PADANG, HARIANHALUAN.ID — Degradasi lingkungan yang terjadi di sepanjang Daerah Aliran Sungai (DAS) Anai yang berhulu di kaki Gunung Marapi, Singgalang, dan Tandikek serta melintasi wilayah Kabupaten Tanah Datar, Padang Pariaman, hingga Kota Padang harus menjadi perhatian serius oleh semua pihak. Bila tidak segera ditanggulangi, bencana banjir lahar dingin Gunung Marapi seperti yang terjadi pada 11 Mei 2024 boleh jadi akan kembali melanda.
Pemangku kepentingan terkait dalam hal ini harus segera mengambil langkah kongkret sesuai porsi kewenangan masing-masing untuk menyelamatkan DAS Anai yang kian mengalami kerusakan parah akibat terjadinya pelanggaran tata ruang, alih fungsi lahan, penumpukan sampah, hingga masifnya aktivitas tambang galian C ilegal di di sekitar lokasi DAS.
Komitmen bersama penyelamatan salah satu DAS vital yang punya fungsi konservasi dan lindung penting di Ranah Minang tersebut disepakati dalam Rapat Pemangku Kepentingan Pengelolaan DAS Anai yang diinisiasi Balai Pengelolaan Daerah Aliran Sungai (BPDAS) Agam Kuantan pada Selasa (9/9).

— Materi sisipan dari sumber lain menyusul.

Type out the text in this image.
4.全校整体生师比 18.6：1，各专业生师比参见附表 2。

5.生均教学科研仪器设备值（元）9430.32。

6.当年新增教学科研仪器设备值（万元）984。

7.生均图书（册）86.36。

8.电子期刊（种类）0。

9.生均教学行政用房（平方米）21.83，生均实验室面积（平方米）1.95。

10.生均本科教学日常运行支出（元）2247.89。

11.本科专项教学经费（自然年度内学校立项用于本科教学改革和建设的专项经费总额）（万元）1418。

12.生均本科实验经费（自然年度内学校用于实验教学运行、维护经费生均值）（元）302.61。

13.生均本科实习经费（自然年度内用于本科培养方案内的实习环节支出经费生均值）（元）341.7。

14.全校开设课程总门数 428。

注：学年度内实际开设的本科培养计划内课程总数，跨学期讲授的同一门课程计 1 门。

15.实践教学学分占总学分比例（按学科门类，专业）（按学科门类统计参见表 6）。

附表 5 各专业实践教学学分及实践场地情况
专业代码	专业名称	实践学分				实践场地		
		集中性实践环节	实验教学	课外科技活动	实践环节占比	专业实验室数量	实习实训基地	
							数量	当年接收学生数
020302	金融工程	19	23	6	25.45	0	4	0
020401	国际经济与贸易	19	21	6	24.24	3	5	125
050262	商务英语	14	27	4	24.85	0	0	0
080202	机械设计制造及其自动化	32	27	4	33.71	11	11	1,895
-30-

Rapat koordinasi lintas instansi itu dihadiri Forum DAS Sumbar, Organisasi Perangkat Daerah (OPD) terkait di lingkungan Pemprov Sumbar, Kabupaten Tanah Datar, Kabupaten Padang Pariaman, serta Walhi Sumbar, Warsi Sumbar, dan sejumlah jurnalis lingkungan dari beberapa media di Sumbar.
Dalam forum ini, Forum DAS Sumbar mengingatkan ancaman serius yang masih mengintai kawasan DAS Anai. Musibah banjir lahar dingin Gunung Marapi yang melanda kawasan Lembah Anai dan sempat memutus akses Padang–Bukittinggi pada 2024 lalu harus menjadi pelajaran penting dalam merancang strategi pengelolaan DAS Anai secara lebih konservatif dan berkelanjutan.
“Apalagi Sumbar adalah daerah dengan bencana hidrometeorologi yang paling lengkap di Indonesia, Saat bencana tahun lalu, curah hujan di kawasan Gunung Marapi dan Singgalang tercatat mencapai 130 milimeter per jam. Dalam kajian hidrologi, kondisi itu memicu debit banjir hingga 400,6 meter kubik per detik,” ujar Ketua Forum Das Sumbar, Prof. Isril Berd.